2013: “We’re looking forward to several things-primarily seeing how our EPB fiber optics products help drive success for local businesses, whether they’re existing businesses, startups or businesses locating in Chattanooga. Also, as we put the finishing touches on our smart grid, we’ll be able to learn more about our power system and use that knowledge to plan for future improvements.”
The Crash Pad
John Ying, operations manager of The Crash Pad, said 2012 was a “phenomenal” year and that leaders of the hostel are looking forward to the new year.
High: “The highs for us were plentiful, but one that really stands out was the Buy Your Own Boulderfield fundraiser that we held here. A benefit event for the Southeastern Climbers’ Coalition, it helped raise over $6,000 to help purchase the Hospital Boulders, a climbing area in central Alabama. It was such a great event, and we love giving back to the climbing community that’s very near and dear to our hearts.”

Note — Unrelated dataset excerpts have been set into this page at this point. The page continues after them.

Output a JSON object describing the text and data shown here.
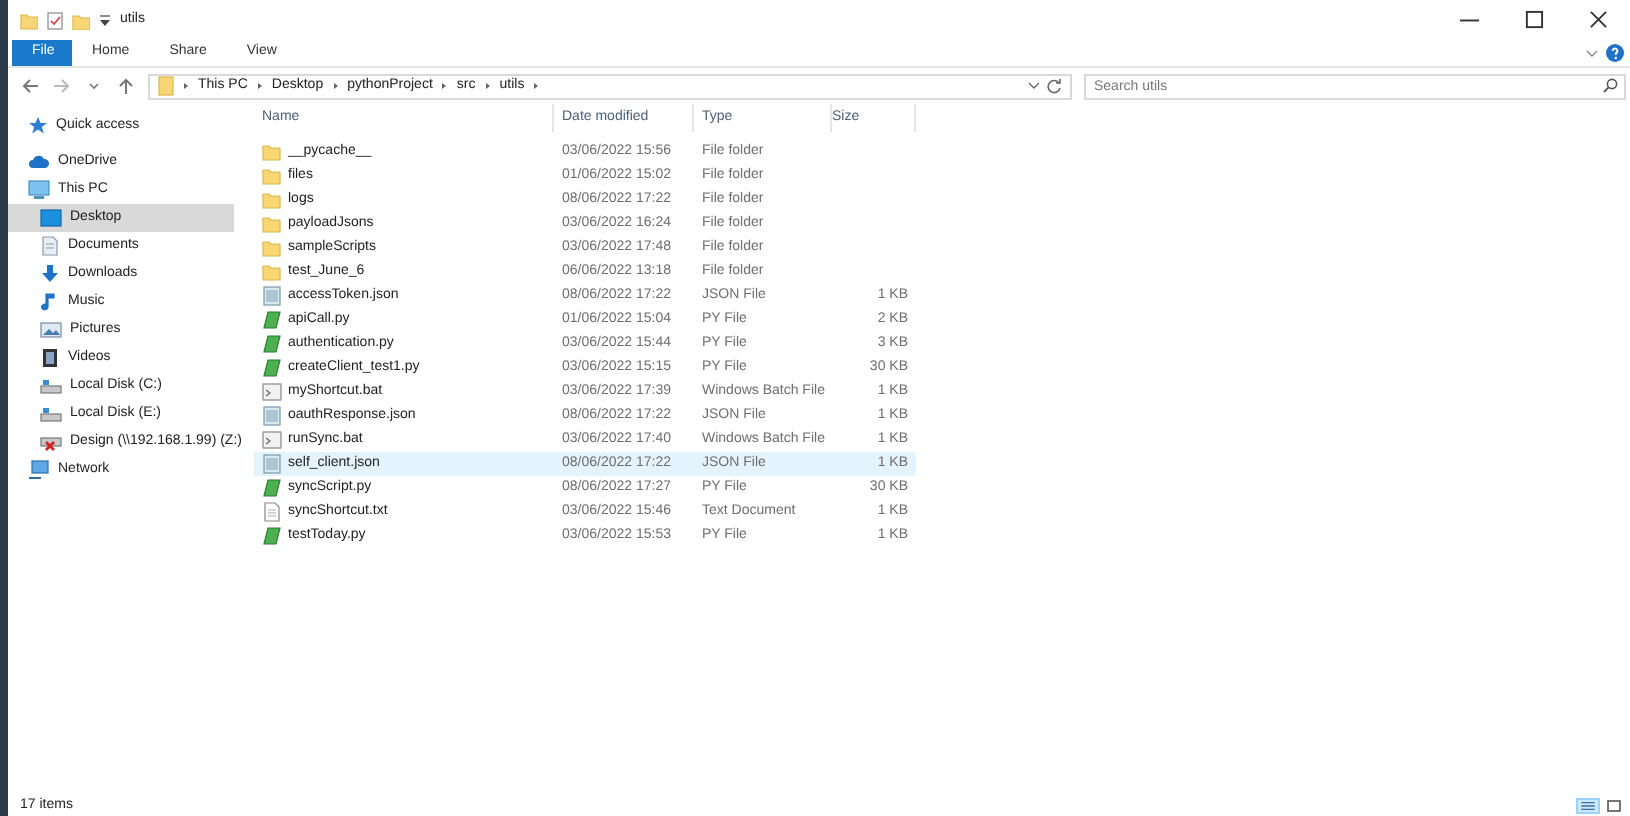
{
  "window": {
    "title": "utils"
  },
  "ribbon_tabs": [
    {
      "label": "File",
      "kind": "file"
    },
    {
      "label": "Home",
      "kind": "tab"
    },
    {
      "label": "Share",
      "kind": "tab"
    },
    {
      "label": "View",
      "kind": "tab"
    }
  ],
  "address_bar": {
    "path": [
      "This PC",
      "Desktop",
      "pythonProject",
      "src",
      "utils"
    ]
  },
  "search": {
    "placeholder": "Search utils"
  },
  "sidebar": {
    "items": [
      {
        "label": "Quick access",
        "kind": "star",
        "selected": false
      },
      {
        "label": "OneDrive",
        "kind": "cloud",
        "selected": false
      },
      {
        "label": "This PC",
        "kind": "pc",
        "selected": false,
        "children": [
          {
            "label": "Desktop",
            "kind": "desktop",
            "selected": true
          },
          {
            "label": "Documents",
            "kind": "documents",
            "selected": false
          },
          {
            "label": "Downloads",
            "kind": "downloads",
            "selected": false
          },
          {
            "label": "Music",
            "kind": "music",
            "selected": false
          },
          {
            "label": "Pictures",
            "kind": "pictures",
            "selected": false
          },
          {
            "label": "Videos",
            "kind": "videos",
            "selected": false
          },
          {
            "label": "Local Disk (C:)",
            "kind": "disk",
            "selected": false
          },
          {
            "label": "Local Disk (E:)",
            "kind": "disk",
            "selected": false
          },
          {
            "label": "Design (\\\\192.168.1.99) (Z:)",
            "kind": "netdrive",
            "selected": false
          }
        ]
      },
      {
        "label": "Network",
        "kind": "network",
        "selected": false
      }
    ]
  },
  "table": {
    "columns": [
      "Name",
      "Date modified",
      "Type",
      "Size"
    ],
    "rows": [
      {
        "kind": "folder",
        "name": "__pycache__",
        "date": "03/06/2022 15:56",
        "type": "File folder",
        "size": "",
        "highlighted": false
      },
      {
        "kind": "folder",
        "name": "files",
        "date": "01/06/2022 15:02",
        "type": "File folder",
        "size": "",
        "highlighted": false
      },
      {
        "kind": "folder",
        "name": "logs",
        "date": "08/06/2022 17:22",
        "type": "File folder",
        "size": "",
        "highlighted": false
      },
      {
        "kind": "folder",
        "name": "payloadJsons",
        "date": "03/06/2022 16:24",
        "type": "File folder",
        "size": "",
        "highlighted": false
      },
      {
        "kind": "folder",
        "name": "sampleScripts",
        "date": "03/06/2022 17:48",
        "type": "File folder",
        "size": "",
        "highlighted": false
      },
      {
        "kind": "folder",
        "name": "test_June_6",
        "date": "06/06/2022 13:18",
        "type": "File folder",
        "size": "",
        "highlighted": false
      },
      {
        "kind": "json",
        "name": "accessToken.json",
        "date": "08/06/2022 17:22",
        "type": "JSON File",
        "size": "1 KB",
        "highlighted": false
      },
      {
        "kind": "py",
        "name": "apiCall.py",
        "date": "01/06/2022 15:04",
        "type": "PY File",
        "size": "2 KB",
        "highlighted": false
      },
      {
        "kind": "py",
        "name": "authentication.py",
        "date": "03/06/2022 15:44",
        "type": "PY File",
        "size": "3 KB",
        "highlighted": false
      },
      {
        "kind": "py",
        "name": "createClient_test1.py",
        "date": "03/06/2022 15:15",
        "type": "PY File",
        "size": "30 KB",
        "highlighted": false
      },
      {
        "kind": "bat",
        "name": "myShortcut.bat",
        "date": "03/06/2022 17:39",
        "type": "Windows Batch File",
        "size": "1 KB",
        "highlighted": false
      },
      {
        "kind": "json",
        "name": "oauthResponse.json",
        "date": "08/06/2022 17:22",
        "type": "JSON File",
        "size": "1 KB",
        "highlighted": false
      },
      {
        "kind": "bat",
        "name": "runSync.bat",
        "date": "03/06/2022 17:40",
        "type": "Windows Batch File",
        "size": "1 KB",
        "highlighted": false
      },
      {
        "kind": "json",
        "name": "self_client.json",
        "date": "08/06/2022 17:22",
        "type": "JSON File",
        "size": "1 KB",
        "highlighted": true
      },
      {
        "kind": "py",
        "name": "syncScript.py",
        "date": "08/06/2022 17:27",
        "type": "PY File",
        "size": "30 KB",
        "highlighted": false
      },
      {
        "kind": "txt",
        "name": "syncShortcut.txt",
        "date": "03/06/2022 15:46",
        "type": "Text Document",
        "size": "1 KB",
        "highlighted": false
      },
      {
        "kind": "py",
        "name": "testToday.py",
        "date": "03/06/2022 15:53",
        "type": "PY File",
        "size": "1 KB",
        "highlighted": false
      }
    ]
  },
  "status_bar": {
    "item_count": "17 items",
    "views": [
      {
        "kind": "details",
        "selected": true
      },
      {
        "kind": "large_icons",
        "selected": false
      }
    ]
  }
}
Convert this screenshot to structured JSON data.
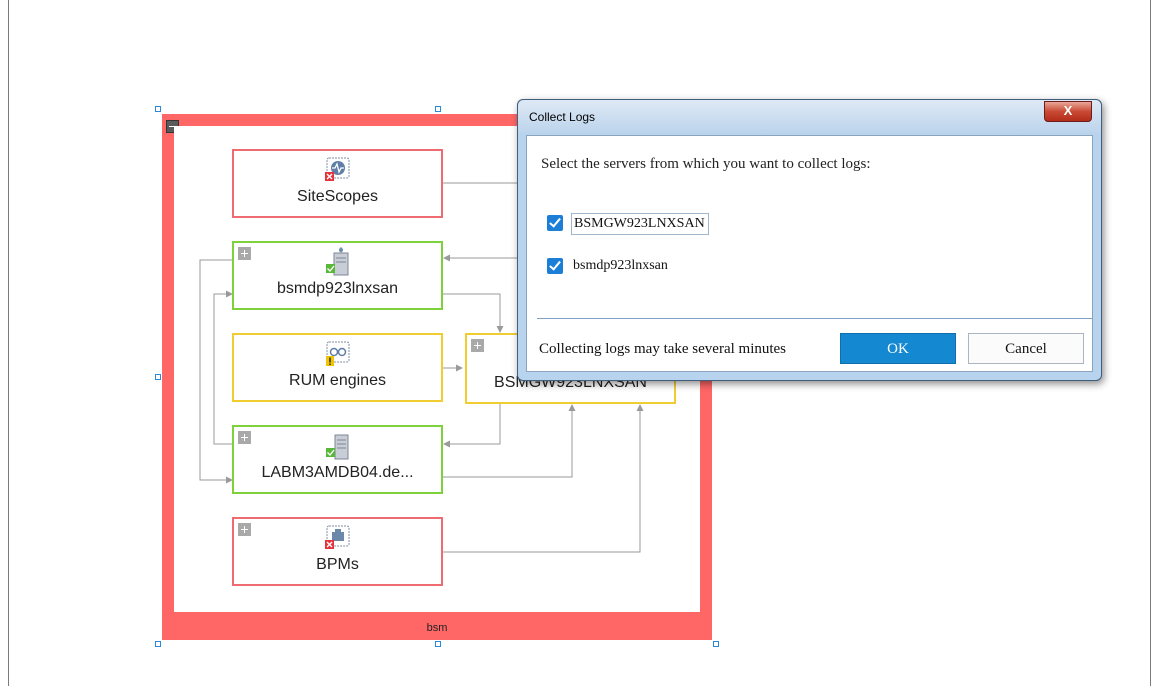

Low: “Our low point and biggest learning moment of the year was our first overbooking. It put all of our customer service skills to practice. It was the moment we realized that we needed to step our game up to the next level with the increased exposure we were-and still are-receiving.”
2013: “In 2013, we’re really looking forward to the growth of the outdoor tourism industry here. With all the hype going on about Chattanooga’s outdoor assets (i.e., Outside Magazine, NYT travel article, etc.), there’s nowhere to go but up for this city. Also, we’re psyched about Enzo’s Market opening up. A very frequent question that we get from our guests is, ‘Is there a grocery store within walking distance?’ and we always have had to answer, ‘Not really.’ With Enzo’s, it really increases the convenience for our guests.”
Updated @ 3:25 p.m. on 12/31/2012 for clarity.